Don't get me wrong.  I love CQWW and I love running at high rate.  And I 
love BERU.  The same way I can enjoy listening to both Bach and Napalm Death 
even though they're very different types of music.

THIS CONTEST IS EXCLUSIVE - NO WONDER EUs GET ANNOYED BY IT

This is a fair comment, and to my mind the one real problem with BERU.  I 
just don't think anything can be done about it without completely destroying 
the essence of the contest.  A Jubilee style contest might well be a fun 
addition to the contest calendar if we could scare up a bit of Commonwealth 
activity, but it wouldn't be BERU.  Using everyone works everyone rules with 
extra points for Commonwealth stations might be really fun, but it really 
wouldn't be BERU and it would be quite similar in atmosphere to RDXC, IOTA 
and to a lesser extent things like Ukrainian DX, HA-DX, etc.  All those 
contests are fine and I enjoy operating in them but we're talking about 
something fundamentally different from BERU.  Maybe they would be a fitting 
replacement for 21/28 MHz?  That's a serious suggestion, by the way.

ALLOW PACKET IN ITS OWN CLASS

I can understand this one.  I have no strong views one way or the other.  It 
might make me slightly more likely to operate more hours if I wasn't 
operating seriously that year.

THIS CONTEST IS REALLY OLD

No-one ever quite says this out loud, but you always get the feeling that 
this attitude undergirds lots of other things that are said about this 
contest.  Yes, BERU, as even the colloquial name shows, stretches back into 
amateur radio's antiquity.  And you know, that's a *good* thing.  Do you 
want to demolish York Minster just because it's old?

...and now the less serious comments that come up from time to time and the 
less serious answers

LOTS OF PEOPLE IN COMMONWEALTH COUNTRIES DON'T HAVE ANY GREAT AFFINITY FOR 
THE 'MOTHERLAND' OR THE EMPIRE

Yes, like G/GI0RTN.  I'm not generally a fan of land theft, systematic 
religious persecution or having a national broadcaster that slavishly 
supports the England football team.  Not to mention 834 years of occupation 
and cultural genocide (yes, I'm counting) - I mean, first of all you take 
away our language, then you cram your cities with pseudo-Celtic theme pubs 
with fake Irish sayings stuck on the walls and send your kids off to learn 
the Riverdance.  Make up your minds, folks!
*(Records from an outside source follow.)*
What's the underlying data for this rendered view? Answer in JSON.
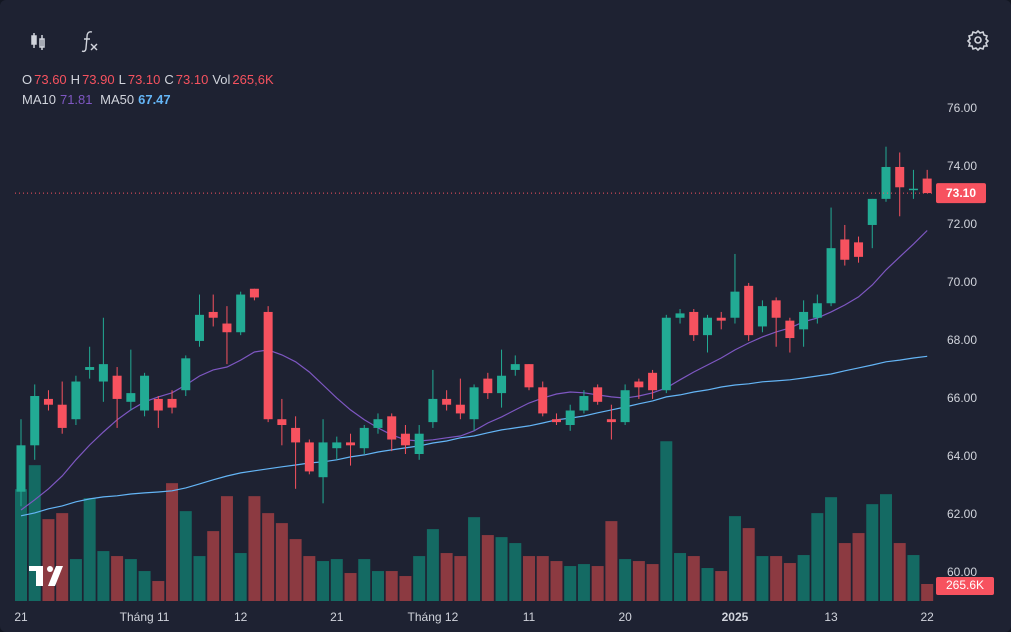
{
  "chart_data": {
    "type": "candlestick",
    "categories": [
      "21",
      null,
      null,
      null,
      null,
      null,
      null,
      null,
      null,
      "Tháng 11",
      null,
      null,
      null,
      null,
      null,
      null,
      "12",
      null,
      null,
      null,
      null,
      null,
      null,
      "21",
      null,
      null,
      null,
      null,
      null,
      null,
      "Tháng 12",
      null,
      null,
      null,
      null,
      null,
      null,
      "11",
      null,
      null,
      null,
      null,
      null,
      null,
      "20",
      null,
      null,
      null,
      null,
      null,
      null,
      null,
      "2025",
      null,
      null,
      null,
      null,
      null,
      null,
      "13",
      null,
      null,
      null,
      null,
      null,
      null,
      "22"
    ],
    "open": [
      62.8,
      64.4,
      66.0,
      65.8,
      65.3,
      67.0,
      66.6,
      66.8,
      65.9,
      65.6,
      66.0,
      66.0,
      66.3,
      68.0,
      69.0,
      68.6,
      68.3,
      69.8,
      69.0,
      65.3,
      65.0,
      64.5,
      63.3,
      64.3,
      64.5,
      64.3,
      65.0,
      65.4,
      64.8,
      64.1,
      65.2,
      66.0,
      65.8,
      65.3,
      66.7,
      66.2,
      67.0,
      67.2,
      66.4,
      65.3,
      65.1,
      65.6,
      66.4,
      65.3,
      65.2,
      66.6,
      66.9,
      66.3,
      68.8,
      69.0,
      68.2,
      68.8,
      68.8,
      69.9,
      68.5,
      69.4,
      68.7,
      68.4,
      68.8,
      69.3,
      71.5,
      71.4,
      72.0,
      72.9,
      74.0,
      73.2,
      73.6
    ],
    "high": [
      65.3,
      66.5,
      66.3,
      66.6,
      66.8,
      67.8,
      68.8,
      67.1,
      67.7,
      66.9,
      66.1,
      66.3,
      67.5,
      69.6,
      69.6,
      69.2,
      69.7,
      69.8,
      69.2,
      66.0,
      65.4,
      64.6,
      65.3,
      64.7,
      64.8,
      65.1,
      65.5,
      65.5,
      65.1,
      65.1,
      67.0,
      66.3,
      66.7,
      66.5,
      66.9,
      67.7,
      67.5,
      67.2,
      66.6,
      65.5,
      65.8,
      66.3,
      66.5,
      65.8,
      66.5,
      66.7,
      67.0,
      68.9,
      69.1,
      69.1,
      68.9,
      69.0,
      71.0,
      70.0,
      69.4,
      69.5,
      68.8,
      69.4,
      69.6,
      72.6,
      72.0,
      71.6,
      72.9,
      74.7,
      74.5,
      73.9,
      73.9
    ],
    "low": [
      62.3,
      63.9,
      65.6,
      64.8,
      65.1,
      66.7,
      65.9,
      65.0,
      65.6,
      65.4,
      65.0,
      65.5,
      66.1,
      67.8,
      68.5,
      67.2,
      68.2,
      69.4,
      65.2,
      64.4,
      62.9,
      63.4,
      62.4,
      63.9,
      63.7,
      64.1,
      64.8,
      64.2,
      64.1,
      63.9,
      65.0,
      65.6,
      65.3,
      64.9,
      66.0,
      65.7,
      66.8,
      66.3,
      65.4,
      65.1,
      64.9,
      65.5,
      65.8,
      64.6,
      65.1,
      66.0,
      66.0,
      66.2,
      68.6,
      68.0,
      67.6,
      68.4,
      68.6,
      68.0,
      68.3,
      67.8,
      67.6,
      67.8,
      68.6,
      69.2,
      70.6,
      70.7,
      71.2,
      72.8,
      72.3,
      72.9,
      73.1
    ],
    "close": [
      64.4,
      66.1,
      65.8,
      65.0,
      66.6,
      67.1,
      67.2,
      66.0,
      66.2,
      66.8,
      65.6,
      65.7,
      67.4,
      68.9,
      68.8,
      68.3,
      69.6,
      69.5,
      65.3,
      65.1,
      64.5,
      63.5,
      64.5,
      64.5,
      64.4,
      65.0,
      65.3,
      64.6,
      64.4,
      64.8,
      66.0,
      65.8,
      65.5,
      66.4,
      66.2,
      66.8,
      67.2,
      66.4,
      65.5,
      65.2,
      65.6,
      66.1,
      65.9,
      65.2,
      66.3,
      66.4,
      66.3,
      68.8,
      68.95,
      68.2,
      68.8,
      68.7,
      69.7,
      68.2,
      69.2,
      68.8,
      68.1,
      69.0,
      69.3,
      71.2,
      70.8,
      70.9,
      72.9,
      74.0,
      73.3,
      73.25,
      73.1
    ],
    "volume": [
      1747000,
      2122000,
      1279000,
      1373000,
      655000,
      1607000,
      780000,
      702000,
      655000,
      468000,
      312000,
      1841000,
      1404000,
      702000,
      1092000,
      1638000,
      749000,
      1638000,
      1373000,
      1217000,
      967000,
      702000,
      624000,
      655000,
      437000,
      655000,
      468000,
      468000,
      390000,
      702000,
      1123000,
      749000,
      702000,
      1310000,
      1030000,
      998000,
      905000,
      702000,
      702000,
      624000,
      546000,
      577000,
      546000,
      1248000,
      655000,
      624000,
      577000,
      2496000,
      749000,
      702000,
      515000,
      468000,
      1326000,
      1139000,
      702000,
      702000,
      593000,
      718000,
      1373000,
      1622000,
      905000,
      1061000,
      1513000,
      1669000,
      905000,
      718000,
      265600
    ],
    "series": [
      {
        "name": "MA10",
        "color": "#7e57c2",
        "values": [
          62.17,
          62.52,
          62.9,
          63.34,
          63.9,
          64.41,
          64.86,
          65.28,
          65.62,
          65.9,
          66.07,
          66.21,
          66.48,
          66.79,
          67.0,
          67.1,
          67.34,
          67.62,
          67.69,
          67.52,
          67.28,
          66.93,
          66.48,
          66.03,
          65.62,
          65.28,
          65.0,
          64.76,
          64.59,
          64.55,
          64.59,
          64.66,
          64.72,
          64.9,
          65.17,
          65.38,
          65.62,
          65.86,
          66.03,
          66.17,
          66.24,
          66.21,
          66.14,
          66.07,
          66.03,
          66.1,
          66.21,
          66.38,
          66.66,
          66.93,
          67.17,
          67.41,
          67.69,
          67.93,
          68.14,
          68.31,
          68.45,
          68.66,
          68.79,
          69.0,
          69.24,
          69.52,
          69.93,
          70.45,
          70.9,
          71.34,
          71.81
        ]
      },
      {
        "name": "MA50",
        "color": "#64b5f6",
        "values": [
          61.97,
          62.07,
          62.21,
          62.31,
          62.45,
          62.55,
          62.62,
          62.66,
          62.72,
          62.76,
          62.79,
          62.83,
          62.93,
          63.07,
          63.21,
          63.34,
          63.45,
          63.52,
          63.59,
          63.66,
          63.72,
          63.79,
          63.83,
          63.9,
          64.0,
          64.07,
          64.17,
          64.24,
          64.31,
          64.38,
          64.48,
          64.55,
          64.66,
          64.72,
          64.83,
          64.93,
          65.0,
          65.07,
          65.17,
          65.28,
          65.34,
          65.41,
          65.52,
          65.62,
          65.72,
          65.83,
          65.93,
          66.07,
          66.14,
          66.24,
          66.31,
          66.41,
          66.48,
          66.52,
          66.59,
          66.62,
          66.66,
          66.72,
          66.79,
          66.86,
          66.97,
          67.07,
          67.17,
          67.28,
          67.34,
          67.41,
          67.47
        ]
      }
    ],
    "ylim": [
      59.03,
      77.0
    ],
    "yticks": [
      {
        "value": 60,
        "label": "60.00"
      },
      {
        "value": 62,
        "label": "62.00"
      },
      {
        "value": 64,
        "label": "64.00"
      },
      {
        "value": 66,
        "label": "66.00"
      },
      {
        "value": 68,
        "label": "68.00"
      },
      {
        "value": 70,
        "label": "70.00"
      },
      {
        "value": 72,
        "label": "72.00"
      },
      {
        "value": 74,
        "label": "74.00"
      },
      {
        "value": 76,
        "label": "76.00"
      }
    ],
    "volume_lim": [
      0,
      8140000
    ],
    "up_color": "#22ab94",
    "down_color": "#f7525f",
    "up_volume_color": "#146a63",
    "down_volume_color": "#8c3a41",
    "ohlc_legend": [
      {
        "key": "O",
        "value": "73.60"
      },
      {
        "key": "H",
        "value": "73.90"
      },
      {
        "key": "L",
        "value": "73.10"
      },
      {
        "key": "C",
        "value": "73.10"
      },
      {
        "key": "Vol",
        "value": "265,6K"
      }
    ],
    "last_price_label": "73.10",
    "last_volume_label": "265.6K"
  }
}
Believe me, if you think ZS6KR has a bit of a thing about the Poms, you've 
never heard me when I'm in the mood.  As for The Commonwealth, it's the most 
pointless international organisation ever invented by man.  It makes ANZUS 
looks like it contributes something to the world.  Hell, it makes the 
Communite Francophone look like it contributes something to the world.  Even 
the Axis at least *did* something other than sitting around in some resort 
town in the Carribean before not making up its mind about whether butchering 
your own citizens was a bad thing.

Selling an amateur radio contest on the basis of politics is silly.  Selling 
it on the basis of being a fiendishly difficult, frustrating, low rate but 
absorbing DX-fest is a bit more likely to attract people to take part.  I 
mean, this radio stuff is what we're all interested in, isn't it?
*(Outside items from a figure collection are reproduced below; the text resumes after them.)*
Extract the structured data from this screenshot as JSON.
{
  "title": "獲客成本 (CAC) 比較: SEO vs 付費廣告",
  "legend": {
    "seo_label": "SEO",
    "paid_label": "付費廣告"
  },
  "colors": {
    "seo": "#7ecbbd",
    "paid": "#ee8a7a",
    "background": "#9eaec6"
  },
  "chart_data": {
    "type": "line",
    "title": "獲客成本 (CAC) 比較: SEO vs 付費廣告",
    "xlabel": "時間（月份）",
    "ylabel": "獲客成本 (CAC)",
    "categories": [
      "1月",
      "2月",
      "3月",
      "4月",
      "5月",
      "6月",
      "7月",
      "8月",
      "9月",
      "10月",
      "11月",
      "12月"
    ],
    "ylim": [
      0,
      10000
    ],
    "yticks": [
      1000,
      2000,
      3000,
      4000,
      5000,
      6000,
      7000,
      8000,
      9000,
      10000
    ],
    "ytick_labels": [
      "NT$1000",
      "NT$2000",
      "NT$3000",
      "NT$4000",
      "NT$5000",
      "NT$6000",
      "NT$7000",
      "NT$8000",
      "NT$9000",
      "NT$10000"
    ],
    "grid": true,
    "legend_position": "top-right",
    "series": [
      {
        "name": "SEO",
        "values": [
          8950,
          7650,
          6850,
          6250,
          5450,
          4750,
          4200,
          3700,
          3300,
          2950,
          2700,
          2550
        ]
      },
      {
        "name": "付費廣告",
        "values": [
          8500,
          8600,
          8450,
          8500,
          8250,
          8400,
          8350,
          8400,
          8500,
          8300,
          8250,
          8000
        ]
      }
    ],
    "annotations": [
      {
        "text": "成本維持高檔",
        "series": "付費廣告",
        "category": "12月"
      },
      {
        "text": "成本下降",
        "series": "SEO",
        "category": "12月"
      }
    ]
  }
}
Besides, that 9H1ZA, he was a bit of a dab hand this one, wasn't he?  What 
was Vlad's connection with the 'motherland'?

DON'T CALL IT BERU, CALL IT THE COMMONWEALTH CONTEST, TO REFLECT THE NEW 
COMMONWEALTH!

I can never resist a direct comeback at SJJ, but only because I know he's 
game for it. ;-)

Given that the Commonwealth doesn't do anything, the New Commonwealth is 
about sending civil servants on junkets to exotic places to sit around 
drinking cocktails all day.  In fact, I think I agree with this suggestion. 
To promote the Commonwealth Contest's place in the New Commonwealth, I vote 
the HFCC sends a civil servant contester on an all expenses paid contest 
expedition to somewhere exotic for the next year's BERU.  I also vote that 
I'm that civil servant, and would like to note in the margins that Montego 
Bay is lovely in March.

See youse all tomorrow night on 80,

73

Gerry G0RTN
Vanity Page at http://www.gerrylynch.co.uk
"In days of old, when ops were bold, and sidebands not invented,
The word would pass, by pounding brass, and all were well contented."